Is Park ever going to learn to drive his dad's manual transmission truck? That's the burning question at Park's house, where Park's on the verge of earning his driver's license for months. Why all the focus on the stick shift? His dad's always concerned with teaching his sons all the stereotypical "manly" stuff—so in the Sheridan house, learning to drive stick is a symbol for becoming a man. Since Park's really not much of a traditional guy by Sheridan standards, though, he's not exactly eager to gain this skill.
Park does learn to drive stick eventually, though, and when he does, he's able to take the trust to drive Eleanor to the safety of her uncle's house. So though he's resisted this symbol of manhood by his dad's standard, ultimately it becomes a symbol of manhood for Park anyway. Stick shift: Making men out of boys whether they love sports of punk rock.
So the narrative technique is a really distinctive part of this book, isn't it? Though we're always one step removed from the characters—this ain't first-person, after all—we hop back and forth between narrators who are pretty tuned into Eleanor and Park's respective experiences, seeing their parallel experiences throughout.
What's the coolest thing about the way Rowell does this? She starts off giving each character longer sections, sometimes even entire multi-page chapters. Then, as Eleanor and Park get to know each other, she swaps narrators more often. And when Eleanor and Park are actually together in the same scene, sometimes she switches between them sentence-by-sentence.
It's a great way to show two characters coming together, and it's also an amazing way to show that one character's experience is sometimes totally different than the other character's experience, even in the same scene. Plus we get to spend enough time in both of their heads that by the end, it feels like we know Eleanor and Park each really well.
Misfit-high-schooler Park spots bully-magnet Eleanor on the morning bus and, to save her from certain torment, he grudgingly gives her a seat.

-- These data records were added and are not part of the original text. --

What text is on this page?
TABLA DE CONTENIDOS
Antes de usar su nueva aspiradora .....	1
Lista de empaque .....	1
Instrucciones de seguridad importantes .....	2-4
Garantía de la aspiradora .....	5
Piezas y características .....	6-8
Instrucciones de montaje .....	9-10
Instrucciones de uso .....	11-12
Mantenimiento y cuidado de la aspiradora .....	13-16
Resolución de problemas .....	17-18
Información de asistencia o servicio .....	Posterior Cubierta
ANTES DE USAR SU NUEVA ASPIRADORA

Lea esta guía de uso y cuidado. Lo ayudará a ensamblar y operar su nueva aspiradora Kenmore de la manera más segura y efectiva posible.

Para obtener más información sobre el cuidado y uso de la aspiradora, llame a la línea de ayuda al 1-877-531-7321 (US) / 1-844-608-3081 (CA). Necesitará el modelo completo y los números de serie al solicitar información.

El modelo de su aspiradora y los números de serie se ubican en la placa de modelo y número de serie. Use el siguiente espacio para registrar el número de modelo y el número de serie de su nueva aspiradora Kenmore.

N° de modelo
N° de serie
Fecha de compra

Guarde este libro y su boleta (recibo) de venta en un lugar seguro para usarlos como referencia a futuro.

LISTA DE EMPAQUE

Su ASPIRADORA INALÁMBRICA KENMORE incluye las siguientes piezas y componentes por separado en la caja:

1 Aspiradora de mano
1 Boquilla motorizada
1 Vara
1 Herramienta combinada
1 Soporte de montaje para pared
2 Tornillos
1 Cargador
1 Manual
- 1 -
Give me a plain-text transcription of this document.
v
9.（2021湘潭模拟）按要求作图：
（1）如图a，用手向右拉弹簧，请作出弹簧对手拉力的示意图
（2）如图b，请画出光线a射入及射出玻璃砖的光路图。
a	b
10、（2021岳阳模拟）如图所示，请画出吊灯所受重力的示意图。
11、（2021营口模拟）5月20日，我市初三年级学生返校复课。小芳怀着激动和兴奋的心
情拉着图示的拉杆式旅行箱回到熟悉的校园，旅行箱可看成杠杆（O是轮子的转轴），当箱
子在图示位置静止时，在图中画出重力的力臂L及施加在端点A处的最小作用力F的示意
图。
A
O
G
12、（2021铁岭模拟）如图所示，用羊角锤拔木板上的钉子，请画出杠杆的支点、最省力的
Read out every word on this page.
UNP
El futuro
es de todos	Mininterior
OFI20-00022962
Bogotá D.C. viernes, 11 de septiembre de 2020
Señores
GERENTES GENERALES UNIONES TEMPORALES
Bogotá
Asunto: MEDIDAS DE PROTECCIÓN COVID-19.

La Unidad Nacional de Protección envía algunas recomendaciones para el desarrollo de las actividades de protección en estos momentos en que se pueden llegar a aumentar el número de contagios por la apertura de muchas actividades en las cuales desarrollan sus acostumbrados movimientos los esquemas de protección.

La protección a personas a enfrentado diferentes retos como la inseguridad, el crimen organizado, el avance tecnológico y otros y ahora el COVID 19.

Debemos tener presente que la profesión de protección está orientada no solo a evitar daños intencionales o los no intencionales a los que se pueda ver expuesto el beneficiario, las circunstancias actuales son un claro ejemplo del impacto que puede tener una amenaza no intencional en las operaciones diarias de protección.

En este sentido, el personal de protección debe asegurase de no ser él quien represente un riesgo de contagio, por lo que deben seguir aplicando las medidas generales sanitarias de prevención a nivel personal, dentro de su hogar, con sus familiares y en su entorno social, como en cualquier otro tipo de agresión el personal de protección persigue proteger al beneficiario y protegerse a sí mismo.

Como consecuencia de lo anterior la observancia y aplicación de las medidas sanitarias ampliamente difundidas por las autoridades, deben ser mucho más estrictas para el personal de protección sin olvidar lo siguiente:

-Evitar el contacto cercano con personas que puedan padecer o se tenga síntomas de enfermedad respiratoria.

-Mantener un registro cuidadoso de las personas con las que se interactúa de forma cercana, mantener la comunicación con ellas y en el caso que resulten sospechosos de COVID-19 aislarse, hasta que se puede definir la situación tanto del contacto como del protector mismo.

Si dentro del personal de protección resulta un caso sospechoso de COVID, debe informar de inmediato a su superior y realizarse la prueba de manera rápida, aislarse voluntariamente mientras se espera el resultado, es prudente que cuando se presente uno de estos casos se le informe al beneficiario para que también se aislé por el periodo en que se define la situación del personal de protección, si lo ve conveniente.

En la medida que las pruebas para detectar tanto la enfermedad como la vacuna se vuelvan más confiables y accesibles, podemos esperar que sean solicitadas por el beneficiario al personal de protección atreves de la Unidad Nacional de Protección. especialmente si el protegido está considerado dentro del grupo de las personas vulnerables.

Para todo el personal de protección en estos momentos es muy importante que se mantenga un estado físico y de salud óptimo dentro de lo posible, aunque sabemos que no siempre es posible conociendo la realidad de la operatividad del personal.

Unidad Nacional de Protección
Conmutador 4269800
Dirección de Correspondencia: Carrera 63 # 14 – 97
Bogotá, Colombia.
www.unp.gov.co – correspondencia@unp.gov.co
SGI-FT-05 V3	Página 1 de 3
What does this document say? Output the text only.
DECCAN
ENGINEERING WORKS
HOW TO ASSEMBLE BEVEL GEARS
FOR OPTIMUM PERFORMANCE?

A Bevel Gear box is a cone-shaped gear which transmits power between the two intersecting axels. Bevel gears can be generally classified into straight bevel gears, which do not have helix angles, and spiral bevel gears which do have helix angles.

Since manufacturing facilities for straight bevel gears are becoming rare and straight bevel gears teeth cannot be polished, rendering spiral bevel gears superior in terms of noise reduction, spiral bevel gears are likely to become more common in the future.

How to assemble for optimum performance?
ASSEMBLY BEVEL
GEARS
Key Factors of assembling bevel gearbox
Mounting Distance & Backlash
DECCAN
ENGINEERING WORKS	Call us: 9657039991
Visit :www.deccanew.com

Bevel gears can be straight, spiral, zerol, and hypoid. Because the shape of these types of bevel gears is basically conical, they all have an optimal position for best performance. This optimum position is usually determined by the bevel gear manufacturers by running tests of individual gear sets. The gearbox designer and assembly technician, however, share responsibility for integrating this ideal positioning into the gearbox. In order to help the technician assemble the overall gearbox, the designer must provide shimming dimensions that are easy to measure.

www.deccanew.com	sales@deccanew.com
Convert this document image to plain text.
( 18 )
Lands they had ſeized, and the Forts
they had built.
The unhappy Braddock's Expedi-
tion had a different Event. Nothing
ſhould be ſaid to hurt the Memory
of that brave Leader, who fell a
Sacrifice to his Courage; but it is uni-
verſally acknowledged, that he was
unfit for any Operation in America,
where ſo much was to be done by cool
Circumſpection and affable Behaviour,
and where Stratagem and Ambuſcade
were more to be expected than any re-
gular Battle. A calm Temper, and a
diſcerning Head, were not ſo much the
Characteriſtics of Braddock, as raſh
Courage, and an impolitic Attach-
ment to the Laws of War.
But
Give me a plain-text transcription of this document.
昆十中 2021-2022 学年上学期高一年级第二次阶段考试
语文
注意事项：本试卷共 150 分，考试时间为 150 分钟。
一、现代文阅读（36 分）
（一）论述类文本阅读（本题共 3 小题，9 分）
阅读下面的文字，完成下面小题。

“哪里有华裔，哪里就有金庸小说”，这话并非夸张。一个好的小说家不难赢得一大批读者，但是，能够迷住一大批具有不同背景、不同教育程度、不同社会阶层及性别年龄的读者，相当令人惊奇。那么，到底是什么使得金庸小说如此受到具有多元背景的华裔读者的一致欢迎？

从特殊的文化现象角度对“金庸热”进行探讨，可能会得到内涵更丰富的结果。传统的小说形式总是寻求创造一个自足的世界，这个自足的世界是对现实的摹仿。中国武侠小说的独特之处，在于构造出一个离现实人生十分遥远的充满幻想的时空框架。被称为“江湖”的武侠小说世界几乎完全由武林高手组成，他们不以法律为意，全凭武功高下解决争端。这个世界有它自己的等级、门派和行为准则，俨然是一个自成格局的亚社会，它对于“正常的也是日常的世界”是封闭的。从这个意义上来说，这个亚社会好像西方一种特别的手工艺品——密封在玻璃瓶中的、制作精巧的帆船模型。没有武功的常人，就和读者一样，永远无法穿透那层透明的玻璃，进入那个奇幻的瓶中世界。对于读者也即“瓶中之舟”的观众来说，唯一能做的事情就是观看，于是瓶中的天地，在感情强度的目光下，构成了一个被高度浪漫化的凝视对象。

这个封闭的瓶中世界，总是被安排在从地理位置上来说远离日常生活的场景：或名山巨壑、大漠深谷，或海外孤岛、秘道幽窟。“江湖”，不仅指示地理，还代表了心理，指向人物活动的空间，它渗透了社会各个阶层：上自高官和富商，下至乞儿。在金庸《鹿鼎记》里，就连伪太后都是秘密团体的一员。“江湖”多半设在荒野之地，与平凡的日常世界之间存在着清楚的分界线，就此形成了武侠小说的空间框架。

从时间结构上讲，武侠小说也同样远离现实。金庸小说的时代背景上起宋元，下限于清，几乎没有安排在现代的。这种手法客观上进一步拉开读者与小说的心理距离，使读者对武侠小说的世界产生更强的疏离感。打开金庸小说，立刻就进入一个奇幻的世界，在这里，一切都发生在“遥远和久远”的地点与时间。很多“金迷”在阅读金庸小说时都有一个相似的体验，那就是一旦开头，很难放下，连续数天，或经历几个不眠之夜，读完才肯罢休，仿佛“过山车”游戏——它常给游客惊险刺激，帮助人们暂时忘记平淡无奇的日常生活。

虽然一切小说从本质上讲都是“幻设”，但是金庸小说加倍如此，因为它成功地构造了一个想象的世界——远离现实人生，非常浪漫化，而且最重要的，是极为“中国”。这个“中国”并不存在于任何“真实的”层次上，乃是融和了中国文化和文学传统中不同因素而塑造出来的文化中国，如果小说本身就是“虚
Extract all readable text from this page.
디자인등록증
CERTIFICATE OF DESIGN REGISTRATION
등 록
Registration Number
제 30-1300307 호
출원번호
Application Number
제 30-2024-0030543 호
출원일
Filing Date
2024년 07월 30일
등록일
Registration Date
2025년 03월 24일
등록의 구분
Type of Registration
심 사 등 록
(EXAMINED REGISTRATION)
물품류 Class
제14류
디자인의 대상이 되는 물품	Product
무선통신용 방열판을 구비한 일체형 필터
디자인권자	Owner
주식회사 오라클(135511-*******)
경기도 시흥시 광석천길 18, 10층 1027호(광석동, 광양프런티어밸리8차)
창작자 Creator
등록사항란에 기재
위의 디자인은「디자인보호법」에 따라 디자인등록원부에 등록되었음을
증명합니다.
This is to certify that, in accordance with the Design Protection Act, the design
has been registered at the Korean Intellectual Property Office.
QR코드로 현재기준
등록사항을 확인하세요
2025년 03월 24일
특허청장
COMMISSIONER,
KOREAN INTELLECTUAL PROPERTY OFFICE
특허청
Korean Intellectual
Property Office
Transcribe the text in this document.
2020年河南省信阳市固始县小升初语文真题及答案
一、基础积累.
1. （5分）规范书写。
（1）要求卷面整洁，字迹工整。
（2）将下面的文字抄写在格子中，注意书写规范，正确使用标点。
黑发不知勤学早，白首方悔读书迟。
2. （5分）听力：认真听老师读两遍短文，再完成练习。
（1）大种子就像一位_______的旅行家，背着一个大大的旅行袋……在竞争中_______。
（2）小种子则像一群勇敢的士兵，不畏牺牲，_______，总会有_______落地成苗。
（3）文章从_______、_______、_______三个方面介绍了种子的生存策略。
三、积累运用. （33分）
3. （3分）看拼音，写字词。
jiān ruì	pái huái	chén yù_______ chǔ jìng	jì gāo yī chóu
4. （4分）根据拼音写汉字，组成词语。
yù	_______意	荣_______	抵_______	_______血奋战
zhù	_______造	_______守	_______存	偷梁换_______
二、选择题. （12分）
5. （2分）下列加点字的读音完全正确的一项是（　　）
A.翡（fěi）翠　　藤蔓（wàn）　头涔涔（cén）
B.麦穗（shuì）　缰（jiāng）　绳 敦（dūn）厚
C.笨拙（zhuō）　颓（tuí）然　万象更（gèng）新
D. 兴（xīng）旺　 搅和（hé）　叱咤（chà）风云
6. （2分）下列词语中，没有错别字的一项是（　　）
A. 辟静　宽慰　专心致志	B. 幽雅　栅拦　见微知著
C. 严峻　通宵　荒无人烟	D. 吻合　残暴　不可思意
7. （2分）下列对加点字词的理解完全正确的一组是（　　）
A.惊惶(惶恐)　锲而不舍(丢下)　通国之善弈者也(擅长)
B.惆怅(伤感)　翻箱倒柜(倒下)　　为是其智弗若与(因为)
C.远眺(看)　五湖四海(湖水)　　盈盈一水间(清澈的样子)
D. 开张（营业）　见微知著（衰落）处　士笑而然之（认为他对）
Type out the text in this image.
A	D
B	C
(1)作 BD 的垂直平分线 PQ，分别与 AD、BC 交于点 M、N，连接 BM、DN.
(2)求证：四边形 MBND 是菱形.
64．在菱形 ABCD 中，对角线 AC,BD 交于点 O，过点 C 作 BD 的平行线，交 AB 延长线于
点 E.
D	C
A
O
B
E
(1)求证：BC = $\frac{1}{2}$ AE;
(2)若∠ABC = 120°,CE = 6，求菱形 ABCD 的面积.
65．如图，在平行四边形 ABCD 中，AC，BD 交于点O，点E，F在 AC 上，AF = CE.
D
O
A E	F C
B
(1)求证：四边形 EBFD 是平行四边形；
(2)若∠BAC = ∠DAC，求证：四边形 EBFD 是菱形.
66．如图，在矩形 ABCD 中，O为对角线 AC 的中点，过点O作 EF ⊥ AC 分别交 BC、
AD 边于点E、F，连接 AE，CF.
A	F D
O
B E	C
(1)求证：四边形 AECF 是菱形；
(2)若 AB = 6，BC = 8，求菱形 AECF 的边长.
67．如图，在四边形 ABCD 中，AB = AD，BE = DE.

Eleanor's dealing with a horrifying home life, mostly due to her abusive stepdad, Richie. She starts to look forward to her bus rides with Park and, to her total shock, Park can't stop thinking about her either. Eleanor starts reading Park's comic books over his shoulder, and from there it's a slippery slope: music, mix tapes, hand-holding. Sparks fly, but they have to keep things secret: Richie would not be okay with this.
Eleanor and Park's romance reaches a crescendo of fireworks and violins, but they know it can't last. Eleanor comes home from one heavenly night out with Park and discovers that Richie's found her out.
Our star-crossed lovers, fearing for Eleanor's life, hatch a plan to get Eleanor to safety. Park borrows the family truck from his understanding parents and drives all night to Eleanor's uncle's house, where she thinks she can stay.
Eleanor and Park are heartbroken, but they learn to cope. Eleanor starts a new life living with her uncle, and though Park writes her tons of letters, Eleanor doesn't write back. Finally, months later, Eleanor sends Park a mysterious postcard. Maybe this isn't the end of their story? We hope it isn't.